Rinomato formaggio D.O.P. che viene prodotto esclusivamente in estate, da giugno a settembre durante il periodo di monticazione, negli alpeggi della provincia di Sondrio, in alcuni comuni limitrofi dell’Alta Valle Brembana e della provincia di Lecco, a un’altitudine minima di 1500 metri. È un formaggio grasso, a pasta cotta e semidura prodotto con latte vaccino crudo e intero appena munto, a cui può essere aggiunto latte di capra fino ad un massimo del 10%. Il latte viene coagulato in loco con caglio di vitello e la cagliata, tagliata sino alle dimensioni di chicchi di riso, viene sottoposta a cottura ad una temperatura di 48 – 52°C. Dopo agitazione fuori fuoco e sosta sotto siero, la pasta viene estratta e posta in fascere che conferiscono al formaggio il caratteristico scalzo concavo. La salatura avviene a secco o in salamoia e la stagionatura, che inizia in alpeggio e si completa nel fondovalle, ha una durata minima di 70 giorni. Il Bitto ha forma cilindrica, diametro compreso tra 30 e 50 cm e scalzo tra 8 e 12 cm, con un peso variabile tra 8 e 25 kg. La pasta, di colore variabile tra bianco e giallo paglierino ha una struttura compatta e occhiatura rada delle dimensioni di un occhio di pernice.
Il Bitto è un ingrediente fondamentale, con il burro, il grano saraceno e le verze, del piatto simbolo della Valtellina, i pizzoccheri.

Il formaggio Storico ribelle, già Bitto Storico, Presidio Slow Food, è prodotto nelle valli Gerola e Albaredo, in provincia di Sondrio, formate dal torrente Bitto da cui prende il nome.

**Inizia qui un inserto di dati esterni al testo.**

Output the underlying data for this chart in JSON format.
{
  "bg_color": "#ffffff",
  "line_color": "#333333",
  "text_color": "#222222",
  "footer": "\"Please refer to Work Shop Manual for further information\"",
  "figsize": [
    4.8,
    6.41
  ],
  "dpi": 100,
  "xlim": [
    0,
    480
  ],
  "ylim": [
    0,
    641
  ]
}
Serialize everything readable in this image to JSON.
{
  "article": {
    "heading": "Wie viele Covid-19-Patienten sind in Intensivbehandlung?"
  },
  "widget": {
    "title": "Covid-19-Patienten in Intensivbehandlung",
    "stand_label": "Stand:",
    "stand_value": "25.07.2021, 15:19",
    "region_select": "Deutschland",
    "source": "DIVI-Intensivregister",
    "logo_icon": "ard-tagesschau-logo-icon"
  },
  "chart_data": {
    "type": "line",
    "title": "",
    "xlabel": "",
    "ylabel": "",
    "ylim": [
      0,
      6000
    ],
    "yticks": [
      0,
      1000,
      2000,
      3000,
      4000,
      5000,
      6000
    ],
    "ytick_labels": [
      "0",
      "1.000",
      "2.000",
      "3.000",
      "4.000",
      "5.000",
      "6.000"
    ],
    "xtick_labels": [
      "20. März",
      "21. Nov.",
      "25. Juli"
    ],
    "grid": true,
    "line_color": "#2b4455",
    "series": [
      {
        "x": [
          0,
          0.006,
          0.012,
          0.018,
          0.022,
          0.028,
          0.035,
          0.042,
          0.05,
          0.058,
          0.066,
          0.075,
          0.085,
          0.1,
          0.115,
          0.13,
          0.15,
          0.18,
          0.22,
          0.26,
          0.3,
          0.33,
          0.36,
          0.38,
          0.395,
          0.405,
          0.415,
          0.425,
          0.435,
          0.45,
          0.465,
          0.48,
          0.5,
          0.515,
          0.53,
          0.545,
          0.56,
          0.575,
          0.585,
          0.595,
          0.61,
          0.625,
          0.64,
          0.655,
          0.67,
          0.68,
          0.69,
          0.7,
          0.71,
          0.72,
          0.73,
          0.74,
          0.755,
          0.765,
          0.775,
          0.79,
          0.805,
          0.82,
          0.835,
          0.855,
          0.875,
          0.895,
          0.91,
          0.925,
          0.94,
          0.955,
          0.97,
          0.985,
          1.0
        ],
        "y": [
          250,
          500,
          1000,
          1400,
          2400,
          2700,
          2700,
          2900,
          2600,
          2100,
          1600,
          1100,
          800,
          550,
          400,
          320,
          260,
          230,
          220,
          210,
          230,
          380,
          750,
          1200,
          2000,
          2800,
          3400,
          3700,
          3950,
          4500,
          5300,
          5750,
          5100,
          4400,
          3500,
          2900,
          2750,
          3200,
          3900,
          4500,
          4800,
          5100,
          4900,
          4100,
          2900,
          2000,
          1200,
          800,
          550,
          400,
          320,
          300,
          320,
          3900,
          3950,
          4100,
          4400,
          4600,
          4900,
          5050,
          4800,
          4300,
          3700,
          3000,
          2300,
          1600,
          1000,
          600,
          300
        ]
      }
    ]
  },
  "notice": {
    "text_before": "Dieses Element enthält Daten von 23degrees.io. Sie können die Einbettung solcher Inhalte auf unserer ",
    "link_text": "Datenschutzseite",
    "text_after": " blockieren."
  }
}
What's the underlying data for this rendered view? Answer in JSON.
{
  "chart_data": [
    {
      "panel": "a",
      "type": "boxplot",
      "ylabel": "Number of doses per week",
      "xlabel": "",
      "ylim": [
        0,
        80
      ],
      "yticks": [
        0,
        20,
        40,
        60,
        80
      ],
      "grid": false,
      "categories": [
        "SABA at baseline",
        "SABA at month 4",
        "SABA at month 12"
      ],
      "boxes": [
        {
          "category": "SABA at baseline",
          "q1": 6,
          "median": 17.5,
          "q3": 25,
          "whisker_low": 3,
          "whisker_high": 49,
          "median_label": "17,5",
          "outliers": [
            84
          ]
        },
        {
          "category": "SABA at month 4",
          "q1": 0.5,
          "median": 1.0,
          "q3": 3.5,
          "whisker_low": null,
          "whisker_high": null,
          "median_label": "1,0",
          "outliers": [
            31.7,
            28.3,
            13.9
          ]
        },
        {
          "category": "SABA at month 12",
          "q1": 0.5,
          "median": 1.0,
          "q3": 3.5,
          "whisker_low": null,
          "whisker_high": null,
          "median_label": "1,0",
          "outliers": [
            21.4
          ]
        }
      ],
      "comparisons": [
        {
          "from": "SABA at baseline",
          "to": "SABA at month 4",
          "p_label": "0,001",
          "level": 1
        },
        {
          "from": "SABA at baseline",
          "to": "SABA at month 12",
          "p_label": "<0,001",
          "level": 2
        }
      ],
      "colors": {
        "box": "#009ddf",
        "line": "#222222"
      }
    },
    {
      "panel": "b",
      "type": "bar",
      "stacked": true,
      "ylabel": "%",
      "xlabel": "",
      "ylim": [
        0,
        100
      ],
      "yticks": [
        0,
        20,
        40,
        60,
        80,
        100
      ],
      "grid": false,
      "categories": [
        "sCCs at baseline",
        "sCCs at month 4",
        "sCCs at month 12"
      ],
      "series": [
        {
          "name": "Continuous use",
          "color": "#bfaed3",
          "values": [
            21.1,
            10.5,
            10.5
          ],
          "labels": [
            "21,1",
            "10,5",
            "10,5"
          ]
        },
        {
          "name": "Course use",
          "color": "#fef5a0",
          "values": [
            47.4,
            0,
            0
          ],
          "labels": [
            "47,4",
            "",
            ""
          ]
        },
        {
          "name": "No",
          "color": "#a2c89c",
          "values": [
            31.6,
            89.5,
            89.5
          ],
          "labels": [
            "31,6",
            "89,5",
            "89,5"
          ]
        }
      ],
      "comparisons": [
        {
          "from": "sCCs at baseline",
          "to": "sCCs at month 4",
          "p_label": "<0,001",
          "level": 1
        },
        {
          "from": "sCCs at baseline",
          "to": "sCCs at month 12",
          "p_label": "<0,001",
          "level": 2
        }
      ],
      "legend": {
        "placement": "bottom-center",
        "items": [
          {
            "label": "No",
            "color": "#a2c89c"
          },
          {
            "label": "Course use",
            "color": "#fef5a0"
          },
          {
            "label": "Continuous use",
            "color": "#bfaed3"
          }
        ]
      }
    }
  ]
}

Gli attuali dieci produttori nel 2016 si sono separati dal Consorzio Bitto D.O.P. distinguendosi per il mantenimento di pratiche tradizionali con l’intento di ottenere un formaggio di alta qualità e svolgere un ruolo nella conservazione dell’ambiente e della biodiversità alpina. L’allevamento e il processo di caseificazione si differenziano da quelli del Bitto DOP in quanto è vietato l’uso di integratori nell’alimentazione dei bovini e l’uso di fermenti selezionati nella produzione del formaggio. Gli animali vengono munti a mano. Insieme alle mandrie bovine pascolano le capre Orobiche, il cui latte entra per un 10-20% nella produzione del formaggio e gli conferisce una speciale aromaticità. È caseificato nei tradizionali calècc, costruzioni in pietra che fungono da casera itinerante in modo che il latte possa essere lavorato prima che il suo calore naturale si disperda.
La stagionatura va da 12 mesi fino a 10 anni per farne uno dei rari formaggi da meditazione.

RAZZE DI RIFERIMENTO:

Caprine:
Orobica

Fatulì

Il formaggio Fatulì il cui nome in dialetto significa “piccolo formaggio”, è un Prodotto Agricolo Tradizionale (PAT) della Regione Lombardia. È un formaggio a pasta semicotta a media stagionatura ottenuto, dalla primavera all’autunno, con latte crudo intero di capra Bionda dell’Adamello, originaria della Val Saviore e oggi presente in tutta la Val Camonica nel Parco dell’Adamello.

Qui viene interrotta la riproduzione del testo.